The public policy of Tennessee with respect to condominiums is set forth in the Horizontal Property Act, Tennessee Code Annotated section 66-27-101, et. seq. “General common elements” are defined to include the main walls, entrances and exits. TenmCode Ann. § 66-27-102(a)(7)(B) (1993). Unit owners have only “a common right to share, with other co-owners, in the common elements of the property.” Tenn.Code Ann. § 66-27-106 (1993). “The administration of every building constituted into horizontal property shall be governed by bylaws which shall be inserted in or appended to and recorded with the master deed or declaration, as the case may be.” Tenn.Code Aun. § 66-27-111 (1993).
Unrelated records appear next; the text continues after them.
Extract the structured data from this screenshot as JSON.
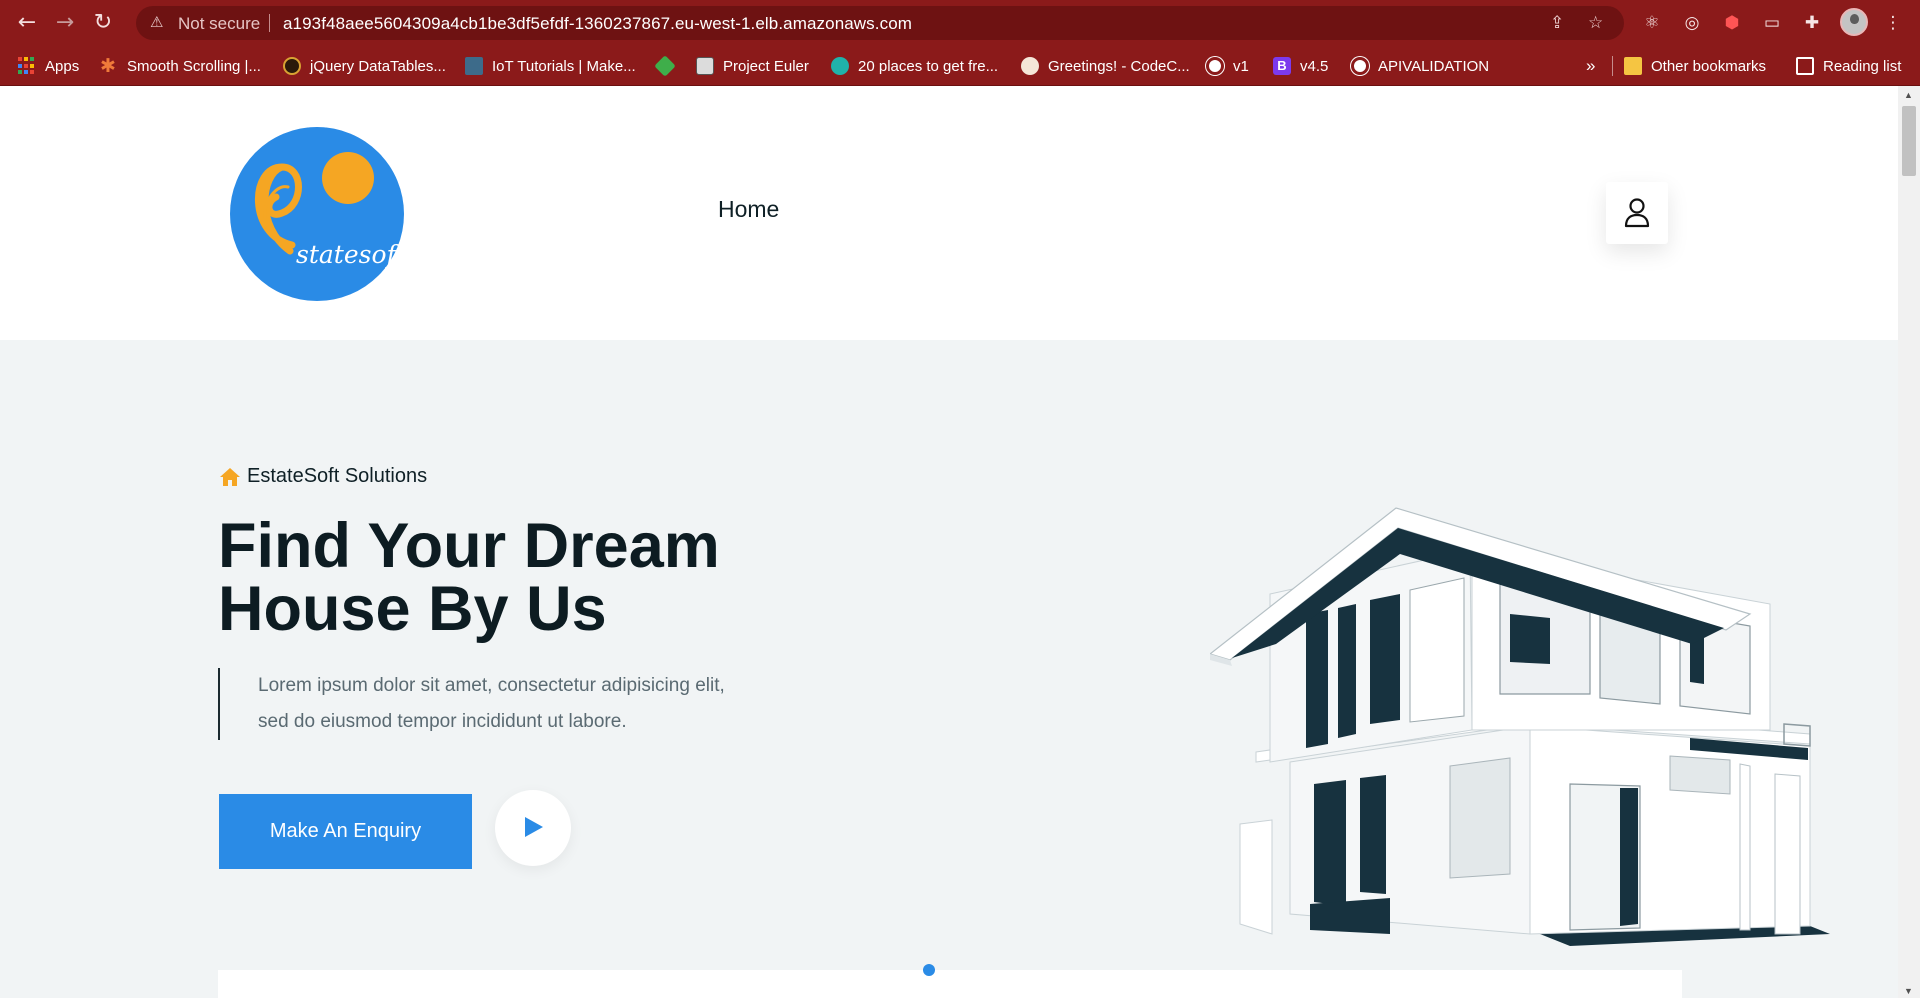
{
  "browser": {
    "nav": {
      "back_icon": "back-arrow-icon",
      "forward_icon": "forward-arrow-icon",
      "reload_icon": "reload-icon"
    },
    "omnibox": {
      "security_label": "Not secure",
      "url": "a193f48aee5604309a4cb1be3df5efdf-1360237867.eu-west-1.elb.amazonaws.com"
    },
    "toolbar_icons": [
      "share-icon",
      "star-icon",
      "react-devtools-icon",
      "target-icon",
      "shield-icon",
      "cast-icon",
      "puzzle-icon",
      "avatar",
      "menu-icon"
    ],
    "bookmarks": [
      {
        "label": "Apps",
        "icon": "apps-grid-icon"
      },
      {
        "label": "Smooth Scrolling |...",
        "icon": "asterisk-icon",
        "color": "#f07a3a"
      },
      {
        "label": "jQuery DataTables...",
        "icon": "jquery-icon",
        "color": "#d9a233"
      },
      {
        "label": "IoT Tutorials | Make...",
        "icon": "robot-icon",
        "color": "#3d6b8a"
      },
      {
        "label": "",
        "icon": "cube-icon",
        "color": "#3fae4a"
      },
      {
        "label": "Project Euler",
        "icon": "euler-icon",
        "color": "#dcdcdc"
      },
      {
        "label": "20 places to get fre...",
        "icon": "bubble-icon",
        "color": "#20b2aa"
      },
      {
        "label": "Greetings! - CodeC...",
        "icon": "cookie-icon",
        "color": "#f5e6d8"
      },
      {
        "label": "v1",
        "icon": "globe-icon",
        "color": "#ffffff"
      },
      {
        "label": "v4.5",
        "icon": "bootstrap-icon",
        "color": "#7c3aed"
      },
      {
        "label": "APIVALIDATION",
        "icon": "globe-icon",
        "color": "#ffffff"
      }
    ],
    "overflow_label": "»",
    "other_bookmarks": "Other bookmarks",
    "reading_list": "Reading list"
  },
  "site": {
    "logo_text": "statesoft",
    "nav": {
      "home": "Home"
    },
    "user_icon": "user-icon"
  },
  "hero": {
    "eyebrow": "EstateSoft Solutions",
    "title_line1": "Find Your Dream",
    "title_line2": "House By Us",
    "description_line1": "Lorem ipsum dolor sit amet, consectetur adipisicing elit,",
    "description_line2": "sed do eiusmod tempor incididunt ut labore.",
    "cta_label": "Make An Enquiry",
    "play_icon": "play-icon"
  },
  "colors": {
    "browser_chrome": "#8b1a1a",
    "accent": "#2a8be6",
    "logo_circle": "#2a8be6",
    "logo_sun": "#f5a623",
    "eyebrow_icon": "#f5a623",
    "heading": "#0d1c22",
    "hero_bg": "#f1f4f5"
  }
}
The action taken by the condominium association’s board in the instant case was in accord with and not in violation of the foregoing statutes.
The defendant also alleges that the Chancellor incorrectly imposed a burden on her to prove her affirmative defense of a code violation. “For an affirmative defense, which is affirmatively pleaded, the burden is on the pleader to prove same.” 11 Tenn.Jur. Evidence § 50 (1984). Because defendant raised the defense of code violation, she had the burden of proving this defense, and she did not meet this burden.
Following our review of the record in this case, we are persuaded that the findings of the Chancellor and the action taken by the plaintiffs board of directors was not arbitrary, capricious or unreasonable, and the judgment of the Chancellor is supported by a preponderance of the evidence. The Chancellor did not abuse his discretion in granting a mandatory injunction. The judgment of the trial court is affirmed and the cause remanded to the trial court for the enforcement of its judgment, collection of costs which are assessed to defendant/appellant, and for any further necessary proceedings.